The country’s high GDP per capita disguises the fact that while Chinese tycoons make their fortunes, one in four children in Hong Kong lives below the poverty line
There was a fascinating article in yesterday’s FT on widening inequality in Hong Kong. Thanks to the city’s increasing prominence as a financial hub, house prices have risen 70 per cent since 2009 and the average property price in Hong Kong is 13 times the annual household income.
The country’s high GDP per capita disguises the fact that while Chinese tycoons and European financiers make their fortunes, one in four children in Hong Kong lives below the poverty line. And for every modern high-rise and sleek, high-tech bachelor pad there are families crammed into dangerous ‘cage homes.’

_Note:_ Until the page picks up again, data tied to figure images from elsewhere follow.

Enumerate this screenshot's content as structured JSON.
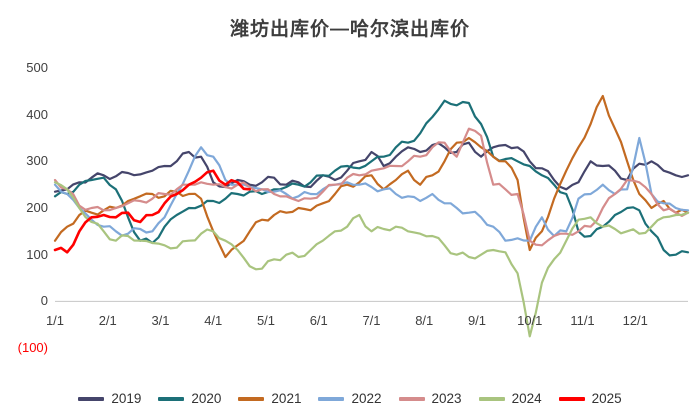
{
  "chart_data": {
    "type": "line",
    "title": "潍坊出库价—哈尔滨出库价",
    "xlabel": "",
    "ylabel": "",
    "ylim": [
      -100,
      500
    ],
    "grid": false,
    "legend_position": "bottom",
    "yticks": [
      {
        "label": "500",
        "value": 500
      },
      {
        "label": "400",
        "value": 400
      },
      {
        "label": "300",
        "value": 300
      },
      {
        "label": "200",
        "value": 200
      },
      {
        "label": "100",
        "value": 100
      },
      {
        "label": "0",
        "value": 0
      },
      {
        "label": "(100)",
        "value": -100,
        "color": "#ff0000"
      }
    ],
    "xticks": [
      "1/1",
      "2/1",
      "3/1",
      "4/1",
      "5/1",
      "6/1",
      "7/1",
      "8/1",
      "9/1",
      "10/1",
      "11/1",
      "12/1"
    ],
    "points_per_year": 53,
    "series": [
      {
        "name": "2019",
        "color": "#45456b",
        "values": [
          235,
          240,
          255,
          265,
          270,
          268,
          275,
          272,
          280,
          290,
          300,
          320,
          310,
          255,
          245,
          260,
          250,
          255,
          265,
          250,
          255,
          245,
          270,
          260,
          280,
          300,
          320,
          290,
          310,
          330,
          320,
          335,
          330,
          320,
          340,
          310,
          330,
          335,
          330,
          300,
          285,
          260,
          240,
          255,
          300,
          290,
          280,
          260,
          295,
          300,
          280,
          270,
          270
        ]
      },
      {
        "name": "2020",
        "color": "#1c7078",
        "values": [
          225,
          230,
          250,
          260,
          265,
          240,
          180,
          130,
          125,
          160,
          185,
          200,
          205,
          215,
          220,
          230,
          235,
          230,
          240,
          245,
          250,
          255,
          270,
          280,
          290,
          285,
          300,
          310,
          330,
          340,
          360,
          395,
          430,
          420,
          425,
          380,
          310,
          305,
          300,
          290,
          270,
          250,
          230,
          150,
          140,
          160,
          185,
          200,
          195,
          150,
          110,
          100,
          105
        ]
      },
      {
        "name": "2021",
        "color": "#c36a21",
        "values": [
          130,
          160,
          185,
          190,
          195,
          200,
          215,
          225,
          230,
          225,
          235,
          230,
          220,
          150,
          95,
          120,
          150,
          175,
          185,
          190,
          200,
          195,
          210,
          230,
          250,
          255,
          270,
          240,
          260,
          280,
          250,
          270,
          300,
          340,
          350,
          330,
          310,
          300,
          260,
          110,
          150,
          220,
          280,
          330,
          380,
          440,
          370,
          300,
          230,
          200,
          215,
          190,
          190
        ]
      },
      {
        "name": "2022",
        "color": "#7fa8d9",
        "values": [
          250,
          230,
          200,
          175,
          160,
          150,
          145,
          155,
          150,
          180,
          230,
          280,
          330,
          310,
          260,
          250,
          245,
          240,
          235,
          230,
          225,
          230,
          240,
          250,
          255,
          250,
          245,
          240,
          230,
          225,
          215,
          230,
          210,
          200,
          190,
          180,
          160,
          130,
          135,
          130,
          180,
          140,
          150,
          220,
          230,
          250,
          230,
          240,
          350,
          230,
          210,
          200,
          195
        ]
      },
      {
        "name": "2023",
        "color": "#d58c8c",
        "values": [
          260,
          240,
          205,
          200,
          195,
          200,
          210,
          215,
          220,
          230,
          240,
          250,
          255,
          250,
          245,
          250,
          245,
          240,
          230,
          225,
          215,
          220,
          235,
          250,
          265,
          270,
          280,
          285,
          290,
          300,
          310,
          330,
          340,
          310,
          370,
          355,
          250,
          240,
          230,
          130,
          120,
          140,
          145,
          150,
          160,
          200,
          230,
          260,
          255,
          230,
          195,
          190,
          190
        ]
      },
      {
        "name": "2024",
        "color": "#a9c47f",
        "values": [
          255,
          240,
          200,
          170,
          150,
          130,
          140,
          130,
          125,
          120,
          115,
          130,
          145,
          150,
          130,
          110,
          75,
          70,
          90,
          100,
          95,
          110,
          130,
          150,
          160,
          185,
          150,
          155,
          160,
          150,
          145,
          140,
          120,
          100,
          95,
          100,
          110,
          105,
          60,
          -75,
          40,
          90,
          130,
          175,
          180,
          160,
          155,
          150,
          145,
          160,
          180,
          185,
          190
        ]
      },
      {
        "name": "2025",
        "color": "#ff0000",
        "values": [
          110,
          105,
          150,
          180,
          185,
          180,
          190,
          170,
          185,
          210,
          230,
          250,
          265,
          280,
          250,
          255,
          240
        ]
      }
    ]
  }
}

While rising global inequality has equally inspired grassroots movements like ‘Occupy’ and high-altitude conferences like Davos, the point is curiously often forgotten when hysteria flares up — as it inevitably does every few weeks or so — over China’s rising economic, political and military might.

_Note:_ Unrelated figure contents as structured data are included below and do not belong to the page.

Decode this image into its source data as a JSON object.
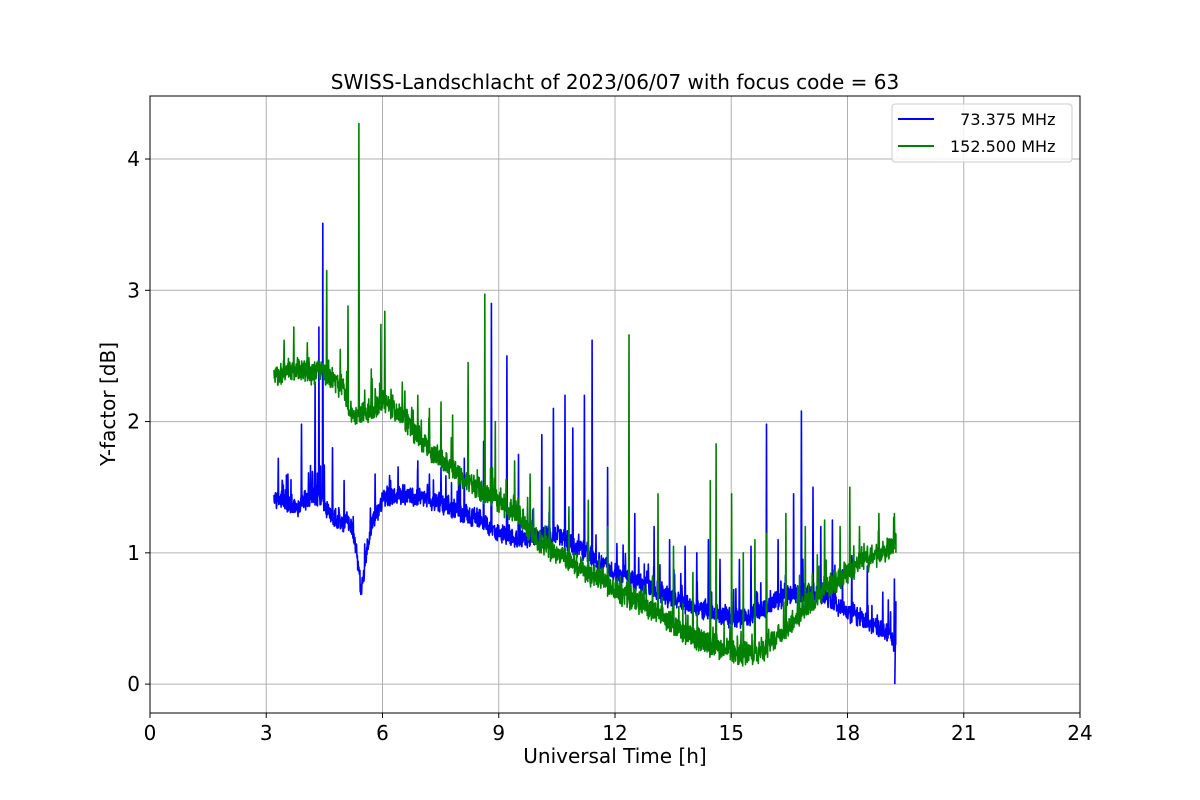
{
  "chart_data": {
    "type": "line",
    "title": "SWISS-Landschlacht of 2023/06/07 with focus code = 63",
    "xlabel": "Universal Time [h]",
    "ylabel": "Y-factor [dB]",
    "xlim": [
      0,
      24
    ],
    "ylim": [
      -0.22,
      4.48
    ],
    "xticks": [
      0,
      3,
      6,
      9,
      12,
      15,
      18,
      21,
      24
    ],
    "xtick_labels": [
      "0",
      "3",
      "6",
      "9",
      "12",
      "15",
      "18",
      "21",
      "24"
    ],
    "yticks": [
      0,
      1,
      2,
      3,
      4
    ],
    "ytick_labels": [
      "0",
      "1",
      "2",
      "3",
      "4"
    ],
    "grid": true,
    "legend_position": "top-right",
    "series": [
      {
        "name": "  73.375 MHz",
        "color": "#0000ff",
        "baseline": [
          [
            3.2,
            1.42
          ],
          [
            3.5,
            1.38
          ],
          [
            3.8,
            1.35
          ],
          [
            4.1,
            1.42
          ],
          [
            4.4,
            1.45
          ],
          [
            4.6,
            1.32
          ],
          [
            4.9,
            1.22
          ],
          [
            5.1,
            1.25
          ],
          [
            5.25,
            1.15
          ],
          [
            5.35,
            0.95
          ],
          [
            5.45,
            0.72
          ],
          [
            5.55,
            0.9
          ],
          [
            5.7,
            1.2
          ],
          [
            6.0,
            1.4
          ],
          [
            6.5,
            1.45
          ],
          [
            7.0,
            1.42
          ],
          [
            7.5,
            1.38
          ],
          [
            8.0,
            1.32
          ],
          [
            8.5,
            1.25
          ],
          [
            9.0,
            1.15
          ],
          [
            9.5,
            1.1
          ],
          [
            10.0,
            1.12
          ],
          [
            10.5,
            1.15
          ],
          [
            11.0,
            1.05
          ],
          [
            11.5,
            0.95
          ],
          [
            12.0,
            0.85
          ],
          [
            12.5,
            0.78
          ],
          [
            13.0,
            0.72
          ],
          [
            13.5,
            0.65
          ],
          [
            14.0,
            0.6
          ],
          [
            14.5,
            0.55
          ],
          [
            15.0,
            0.5
          ],
          [
            15.5,
            0.52
          ],
          [
            16.0,
            0.6
          ],
          [
            16.5,
            0.68
          ],
          [
            17.0,
            0.7
          ],
          [
            17.5,
            0.65
          ],
          [
            18.0,
            0.55
          ],
          [
            18.5,
            0.48
          ],
          [
            19.0,
            0.4
          ],
          [
            19.25,
            0.32
          ]
        ],
        "noise": 0.07,
        "spikes": [
          [
            3.3,
            1.72
          ],
          [
            3.55,
            1.6
          ],
          [
            3.9,
            1.98
          ],
          [
            4.25,
            2.3
          ],
          [
            4.35,
            2.72
          ],
          [
            4.45,
            3.51
          ],
          [
            4.7,
            1.8
          ],
          [
            5.0,
            1.55
          ],
          [
            5.8,
            1.6
          ],
          [
            6.2,
            1.55
          ],
          [
            6.9,
            1.7
          ],
          [
            7.2,
            1.6
          ],
          [
            7.5,
            1.65
          ],
          [
            8.1,
            1.72
          ],
          [
            8.6,
            1.85
          ],
          [
            8.8,
            2.9
          ],
          [
            9.2,
            2.5
          ],
          [
            9.5,
            1.75
          ],
          [
            10.1,
            1.9
          ],
          [
            10.4,
            2.1
          ],
          [
            10.7,
            2.2
          ],
          [
            10.9,
            1.95
          ],
          [
            11.2,
            2.2
          ],
          [
            11.4,
            2.62
          ],
          [
            11.8,
            1.65
          ],
          [
            12.5,
            1.3
          ],
          [
            13.0,
            1.2
          ],
          [
            13.4,
            1.1
          ],
          [
            13.8,
            1.05
          ],
          [
            14.1,
            1.0
          ],
          [
            14.4,
            1.1
          ],
          [
            14.7,
            0.95
          ],
          [
            15.2,
            0.95
          ],
          [
            15.5,
            1.05
          ],
          [
            15.9,
            1.98
          ],
          [
            16.2,
            1.1
          ],
          [
            16.6,
            1.45
          ],
          [
            16.8,
            2.08
          ],
          [
            17.1,
            1.5
          ],
          [
            17.3,
            1.2
          ],
          [
            17.6,
            1.25
          ],
          [
            18.1,
            0.98
          ],
          [
            18.5,
            0.9
          ],
          [
            18.9,
            0.7
          ],
          [
            19.2,
            0.8
          ]
        ],
        "end": [
          19.22,
          0.0
        ]
      },
      {
        "name": "152.500 MHz",
        "color": "#008000",
        "baseline": [
          [
            3.2,
            2.35
          ],
          [
            3.5,
            2.4
          ],
          [
            4.0,
            2.38
          ],
          [
            4.5,
            2.37
          ],
          [
            5.0,
            2.25
          ],
          [
            5.2,
            2.05
          ],
          [
            5.5,
            2.05
          ],
          [
            6.0,
            2.15
          ],
          [
            6.5,
            2.05
          ],
          [
            7.0,
            1.85
          ],
          [
            7.5,
            1.7
          ],
          [
            8.0,
            1.58
          ],
          [
            8.5,
            1.48
          ],
          [
            9.0,
            1.38
          ],
          [
            9.5,
            1.3
          ],
          [
            10.0,
            1.1
          ],
          [
            10.5,
            1.0
          ],
          [
            11.0,
            0.9
          ],
          [
            11.5,
            0.82
          ],
          [
            12.0,
            0.72
          ],
          [
            12.5,
            0.65
          ],
          [
            13.0,
            0.55
          ],
          [
            13.5,
            0.45
          ],
          [
            14.0,
            0.35
          ],
          [
            14.5,
            0.3
          ],
          [
            15.0,
            0.25
          ],
          [
            15.5,
            0.22
          ],
          [
            16.0,
            0.3
          ],
          [
            16.5,
            0.45
          ],
          [
            17.0,
            0.6
          ],
          [
            17.5,
            0.75
          ],
          [
            18.0,
            0.85
          ],
          [
            18.5,
            0.95
          ],
          [
            19.0,
            1.02
          ],
          [
            19.25,
            1.08
          ]
        ],
        "noise": 0.08,
        "spikes": [
          [
            3.45,
            2.62
          ],
          [
            3.7,
            2.72
          ],
          [
            4.05,
            2.6
          ],
          [
            4.55,
            3.15
          ],
          [
            4.9,
            2.55
          ],
          [
            5.1,
            2.88
          ],
          [
            5.38,
            4.27
          ],
          [
            5.7,
            2.4
          ],
          [
            5.95,
            2.74
          ],
          [
            6.05,
            2.84
          ],
          [
            6.5,
            2.3
          ],
          [
            6.9,
            2.2
          ],
          [
            7.2,
            2.1
          ],
          [
            7.5,
            2.15
          ],
          [
            7.8,
            2.05
          ],
          [
            8.2,
            2.45
          ],
          [
            8.63,
            2.97
          ],
          [
            8.9,
            2.0
          ],
          [
            9.4,
            1.7
          ],
          [
            9.8,
            1.6
          ],
          [
            10.3,
            1.5
          ],
          [
            10.8,
            1.35
          ],
          [
            11.3,
            1.4
          ],
          [
            11.8,
            1.2
          ],
          [
            12.35,
            2.66
          ],
          [
            13.1,
            1.45
          ],
          [
            13.5,
            1.05
          ],
          [
            14.0,
            0.85
          ],
          [
            14.45,
            1.55
          ],
          [
            14.6,
            1.83
          ],
          [
            15.0,
            1.45
          ],
          [
            15.3,
            1.0
          ],
          [
            15.6,
            1.1
          ],
          [
            15.9,
            1.15
          ],
          [
            16.4,
            1.3
          ],
          [
            16.9,
            1.2
          ],
          [
            17.4,
            1.25
          ],
          [
            17.8,
            1.2
          ],
          [
            18.05,
            1.5
          ],
          [
            18.3,
            1.2
          ],
          [
            18.8,
            1.3
          ],
          [
            19.2,
            1.3
          ]
        ],
        "end": [
          19.25,
          1.0
        ]
      }
    ]
  }
}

In the short term the focus might be on China’s ‘landing’ and how soft or hard it will be, but the long-term problem for the country is whether the widening gulf between the have and have-nots will prove economically and politically sustainable.
China may have been little affected by the Arab Spring last year, but the country’s leaders should nevertheless look to Libya, Egypt and Tunisia as a cautionary tale of what can happen when a small section of society benefits from economic modernisation while the rest languish in poverty.
China will have to undergo fundamental reform before it can truly rival the US as a global superpower.